Gli strumenti diagnostici della gnatologia hanno grande utilità nello studio dei casi delle parafunzioni quali bruxismo e serramento. Una volta inquadrata la gravità della problematica, è possibile mettere in atto una serie di terapie atte a limitarla, se non ad estirparla.
Una prima forma terapeutica è la stimolazione transneurale degli stessi muscoli (TENS), effettuata una prima volta già durante la registrazione EMG. I muscoli rilassati saranno indotti, evidentemente, a contrarsi meno frequentemente in maniera spontanea, e il paziente ne troverà beneficio.
È ovvio, tuttavia, che il paziente non potrà sottoporsi a sedute troppo frequenti di TENS, per motivi economici, di tempo ed anche per la relativa morbidità della pratica.
L’odontoiatra, dopo aver sottoposto il soggetto ad una lunga seduta di TENS, potrà realizzare un bite, o meglio un ortotico che mantenga i muscoli elevatori della mandibola in estensione, simulando così costantemente gli effetti della stimolazione elettrica e mantenendone i benefici. Nel caso del paziente serratore o disfunzionale, è consigliabile mantenere l’ortotico per almeno un anno, condizionando i muscoli alla nuova dimensione verticale e monitorando la sintomatologia dolorosa del paziente.
Una terapia verso la quale i bruxisti notturni sono comunemente indirizzati è l’uso di specifici splint occlusali. Il termine “splint” individua una varietà di device, alcuni dei quali molto sofisticati ed utili anche nella fase diagnostica, dato che si interfacciano con elettromiografi e polisonnografi. Lo splint più comune permette l’escursione, proteggendo la guida canina e, indirettamente, l’articolazione.

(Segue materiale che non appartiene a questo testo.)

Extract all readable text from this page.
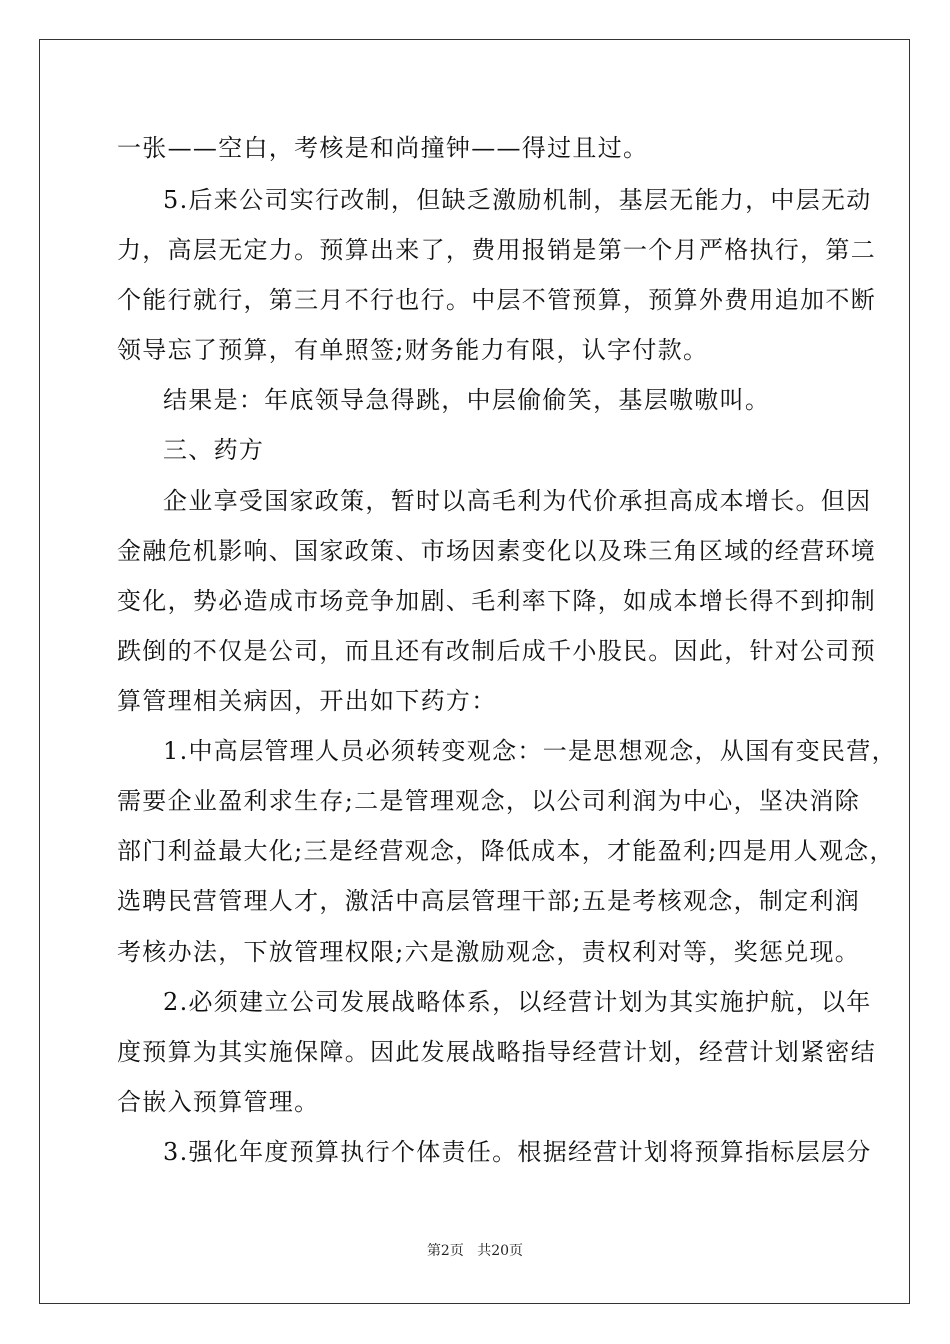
一张——空白，考核是和尚撞钟——得过且过。
5.后来公司实行改制，但缺乏激励机制，基层无能力，中层无动
力，高层无定力。预算出来了，费用报销是第一个月严格执行，第二
个能行就行，第三月不行也行。中层不管预算，预算外费用追加不断
领导忘了预算，有单照签;财务能力有限，认字付款。
结果是：年底领导急得跳，中层偷偷笑，基层嗷嗷叫。
三、药方
企业享受国家政策，暂时以高毛利为代价承担高成本增长。但因
金融危机影响、国家政策、市场因素变化以及珠三角区域的经营环境
变化，势必造成市场竞争加剧、毛利率下降，如成本增长得不到抑制
跌倒的不仅是公司，而且还有改制后成千小股民。因此，针对公司预
算管理相关病因，开出如下药方：
1.中高层管理人员必须转变观念：一是思想观念，从国有变民营，
需要企业盈利求生存;二是管理观念，以公司利润为中心，坚决消除
部门利益最大化;三是经营观念，降低成本，才能盈利;四是用人观念，
选聘民营管理人才，激活中高层管理干部;五是考核观念，制定利润
考核办法，下放管理权限;六是激励观念，责权利对等，奖惩兑现。
2.必须建立公司发展战略体系，以经营计划为其实施护航，以年
度预算为其实施保障。因此发展战略指导经营计划，经营计划紧密结
合嵌入预算管理。
3.强化年度预算执行个体责任。根据经营计划将预算指标层层分
第2页 共20页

Questo tipo di terapie possono avere rilevanza anche nell’ambito di piani di cura di più ampio respiro: sono documentati modesti miglioramenti dal punto di vista posturale nei pazienti ortodontici in fase intercettiva.
A fianco delle strategie terapeutiche di ambito prettamente gnatologico, vengono comunemente utilizzati approcci anche molto diversi. Ritroviamo tecniche di rilassamento, ginnastica mandibolare o fisioterapia specifica.
Altri odontoiatri mettono in atto tecniche restaurative: alcune hanno un livello di invasività pressoché nullo – mordenzatura e aggiunta di composito al fine di ricreare parte della dimensione verticale perduta. Altre consistono in complessi piani riabilitativi di tipo protesico.
Nei casi più gravi, comunque, la tendenza è quella di mantenersi il più conservativi possibili: è intuitivo come il distacco di pochi strati di composito sia molto più gestibile di un danno ad un manufatto protesico cementato.
Il professionista, in ragione delle proprie competenze e, soprattutto, del tipo di persona che si trova davanti, sarà in grado di proporre la terapia più adatta ad ogni caso o, in alternativa, indirizzarlo nel modo migliore.